Europe needs a spound industrial policy to expand its offshore wind supply chain. Today the supply chain produces 3 GW of turbines a year right. In the future it’ll need to produce 18 GW. Innovation and trade policy need to be right too. Offshore wind is now taking off in East Asia and will do shortly in the US. This presents additional export opportunities for the European wind industry.
“This is a very good Strategy. It confirms the vision for offshore wind to be Europe’s number one source of electricity. It’s also spot on in recognising the necessary investments to deliver that – in grids, ports and the supply chain. And it identifies all the right policies that will drive those investments: industrial policy; state aid rules; and the mechanisms to ensure predictable revenues for offshore wind farm developers at least cost to society” says Giles Dickson, WindEurope’s CEO.
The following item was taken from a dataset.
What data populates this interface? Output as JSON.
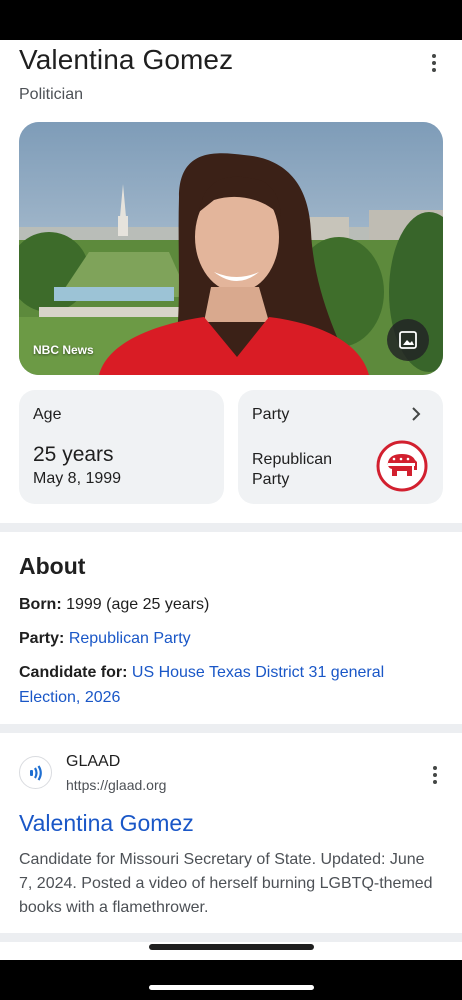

“Offshore wind is cheap now but it requires high upfront investments. So minimising financing costs is crucial to keeping overall costs low. Revenue stabilisation is central to this. If banks see stable revenues they lend at low interest. And the Contract for Difference, which many countries are now using to finance offshore wind, is the best mechanism for this. Not least as it reduces costs for Governments: they pay out but the wind farms pay them back when prices are high. It’s very good the Strategy highlights the importance of revenue stabilisation”, says Giles Dickson.
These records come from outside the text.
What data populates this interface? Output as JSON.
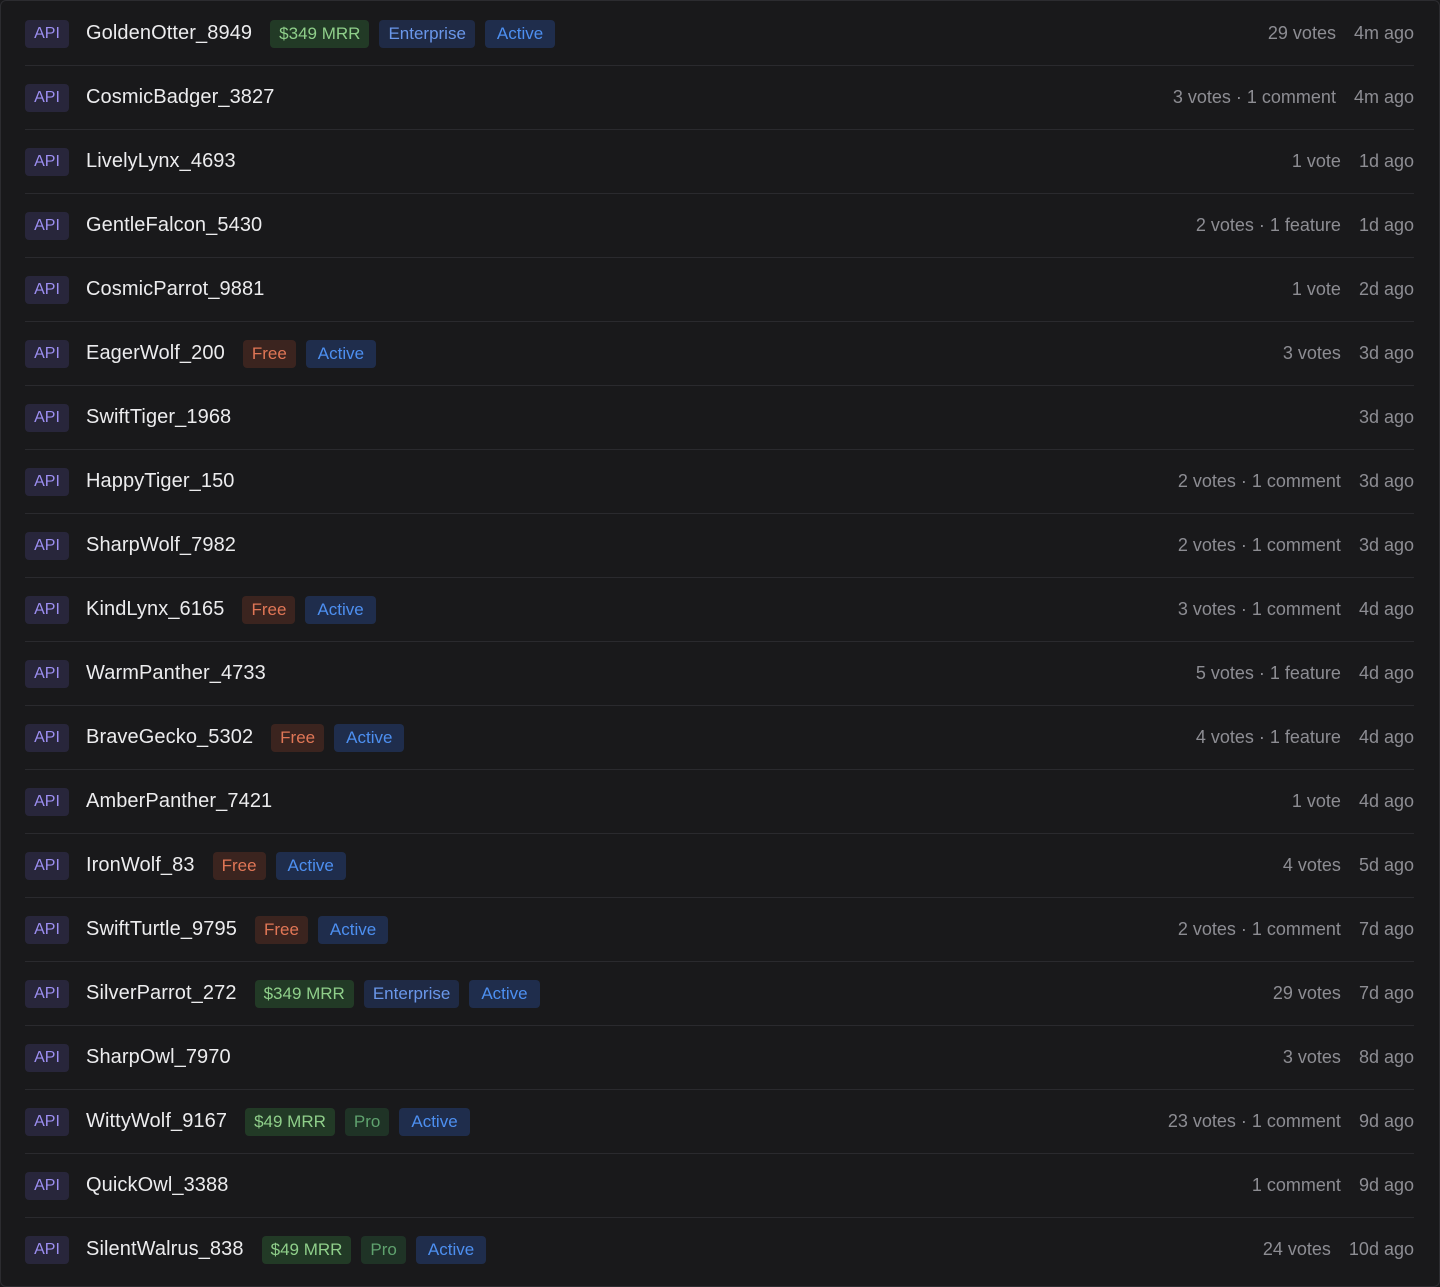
{
  "rows": [
    {
      "badge": "API",
      "name": "GoldenOtter_8949",
      "tags": [
        {
          "kind": "mrr",
          "label": "$349 MRR"
        },
        {
          "kind": "plan-enterprise",
          "label": "Enterprise"
        },
        {
          "kind": "status",
          "label": "Active"
        }
      ],
      "meta": "29 votes",
      "time": "4m ago"
    },
    {
      "badge": "API",
      "name": "CosmicBadger_3827",
      "tags": [],
      "meta": "3 votes · 1 comment",
      "time": "4m ago"
    },
    {
      "badge": "API",
      "name": "LivelyLynx_4693",
      "tags": [],
      "meta": "1 vote",
      "time": "1d ago"
    },
    {
      "badge": "API",
      "name": "GentleFalcon_5430",
      "tags": [],
      "meta": "2 votes · 1 feature",
      "time": "1d ago"
    },
    {
      "badge": "API",
      "name": "CosmicParrot_9881",
      "tags": [],
      "meta": "1 vote",
      "time": "2d ago"
    },
    {
      "badge": "API",
      "name": "EagerWolf_200",
      "tags": [
        {
          "kind": "plan-free",
          "label": "Free"
        },
        {
          "kind": "status",
          "label": "Active"
        }
      ],
      "meta": "3 votes",
      "time": "3d ago"
    },
    {
      "badge": "API",
      "name": "SwiftTiger_1968",
      "tags": [],
      "meta": "",
      "time": "3d ago"
    },
    {
      "badge": "API",
      "name": "HappyTiger_150",
      "tags": [],
      "meta": "2 votes · 1 comment",
      "time": "3d ago"
    },
    {
      "badge": "API",
      "name": "SharpWolf_7982",
      "tags": [],
      "meta": "2 votes · 1 comment",
      "time": "3d ago"
    },
    {
      "badge": "API",
      "name": "KindLynx_6165",
      "tags": [
        {
          "kind": "plan-free",
          "label": "Free"
        },
        {
          "kind": "status",
          "label": "Active"
        }
      ],
      "meta": "3 votes · 1 comment",
      "time": "4d ago"
    },
    {
      "badge": "API",
      "name": "WarmPanther_4733",
      "tags": [],
      "meta": "5 votes · 1 feature",
      "time": "4d ago"
    },
    {
      "badge": "API",
      "name": "BraveGecko_5302",
      "tags": [
        {
          "kind": "plan-free",
          "label": "Free"
        },
        {
          "kind": "status",
          "label": "Active"
        }
      ],
      "meta": "4 votes · 1 feature",
      "time": "4d ago"
    },
    {
      "badge": "API",
      "name": "AmberPanther_7421",
      "tags": [],
      "meta": "1 vote",
      "time": "4d ago"
    },
    {
      "badge": "API",
      "name": "IronWolf_83",
      "tags": [
        {
          "kind": "plan-free",
          "label": "Free"
        },
        {
          "kind": "status",
          "label": "Active"
        }
      ],
      "meta": "4 votes",
      "time": "5d ago"
    },
    {
      "badge": "API",
      "name": "SwiftTurtle_9795",
      "tags": [
        {
          "kind": "plan-free",
          "label": "Free"
        },
        {
          "kind": "status",
          "label": "Active"
        }
      ],
      "meta": "2 votes · 1 comment",
      "time": "7d ago"
    },
    {
      "badge": "API",
      "name": "SilverParrot_272",
      "tags": [
        {
          "kind": "mrr",
          "label": "$349 MRR"
        },
        {
          "kind": "plan-enterprise",
          "label": "Enterprise"
        },
        {
          "kind": "status",
          "label": "Active"
        }
      ],
      "meta": "29 votes",
      "time": "7d ago"
    },
    {
      "badge": "API",
      "name": "SharpOwl_7970",
      "tags": [],
      "meta": "3 votes",
      "time": "8d ago"
    },
    {
      "badge": "API",
      "name": "WittyWolf_9167",
      "tags": [
        {
          "kind": "mrr",
          "label": "$49 MRR"
        },
        {
          "kind": "plan-pro",
          "label": "Pro"
        },
        {
          "kind": "status",
          "label": "Active"
        }
      ],
      "meta": "23 votes · 1 comment",
      "time": "9d ago"
    },
    {
      "badge": "API",
      "name": "QuickOwl_3388",
      "tags": [],
      "meta": "1 comment",
      "time": "9d ago"
    },
    {
      "badge": "API",
      "name": "SilentWalrus_838",
      "tags": [
        {
          "kind": "mrr",
          "label": "$49 MRR"
        },
        {
          "kind": "plan-pro",
          "label": "Pro"
        },
        {
          "kind": "status",
          "label": "Active"
        }
      ],
      "meta": "24 votes",
      "time": "10d ago"
    }
  ]
}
“The expansion of offshore wind will also help economic recovery. 77,000 people work in offshore wind in Europe today. That’ll be 200,000 if Governments deliver on their offshore wind plans for 2030. Each new offshore wind turbine generates €15m of economic activity. The EU Recovery Plan can help support the necessary infrastructure investments, notably in grids and ports. Member States should reflect this in their Recovery & Resilience Plans” says Dickson.
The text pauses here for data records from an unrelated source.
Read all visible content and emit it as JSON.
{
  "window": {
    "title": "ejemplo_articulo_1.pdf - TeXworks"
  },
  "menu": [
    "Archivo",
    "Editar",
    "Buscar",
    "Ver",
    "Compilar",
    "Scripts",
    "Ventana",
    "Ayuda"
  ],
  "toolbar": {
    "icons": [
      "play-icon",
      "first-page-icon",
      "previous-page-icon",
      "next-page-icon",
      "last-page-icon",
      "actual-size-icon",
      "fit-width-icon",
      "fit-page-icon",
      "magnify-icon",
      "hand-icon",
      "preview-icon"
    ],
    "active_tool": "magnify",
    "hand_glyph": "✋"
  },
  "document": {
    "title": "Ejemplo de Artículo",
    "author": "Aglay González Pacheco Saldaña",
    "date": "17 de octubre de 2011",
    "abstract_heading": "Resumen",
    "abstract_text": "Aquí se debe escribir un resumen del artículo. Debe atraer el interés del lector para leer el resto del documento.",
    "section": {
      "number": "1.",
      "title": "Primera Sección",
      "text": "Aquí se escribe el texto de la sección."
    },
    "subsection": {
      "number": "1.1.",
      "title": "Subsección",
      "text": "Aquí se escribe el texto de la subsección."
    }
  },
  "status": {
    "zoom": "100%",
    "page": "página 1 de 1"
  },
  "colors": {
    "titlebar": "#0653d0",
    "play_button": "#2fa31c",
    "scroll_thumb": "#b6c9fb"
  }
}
The Strategy makes important points on Maritime Spatial Planning and provides an enabling framework for offshore wind farms connected to two or more countries. These so-called ‘hybrid’ offshore wind farms will play an important role. They save money and space and improve energy flows between countries. The enabling framework for them must be implemented as soon as possible. Up to 7 GW of offshore hybrids are already in the pipeline.
Another good thing about the Strategy is it’s a truly Europe strategy that will enable all European coasts to benefit from offshore wind. It supports the further expansion of floating offshore wind which will be needed for the deeper waters in the Atlantic, Mediterranean and Black Sea – and which will help islands too. Europe has two small floating wind farms today but will have 300 MW of floating by 2022 and 7 GW by 2030. The scale-up needs financial support, which the Strategy recognises.
“It is important to invest in new technologies and innovation. Floating offshore will be up to a third of all offshore capacity by 2050. Now is the time to invest in large-scale demonstration projects to reduce costs. But continued R&I investments in bottom-fixed technology will also pay off. The learning curve is far from over yet” says Dickson.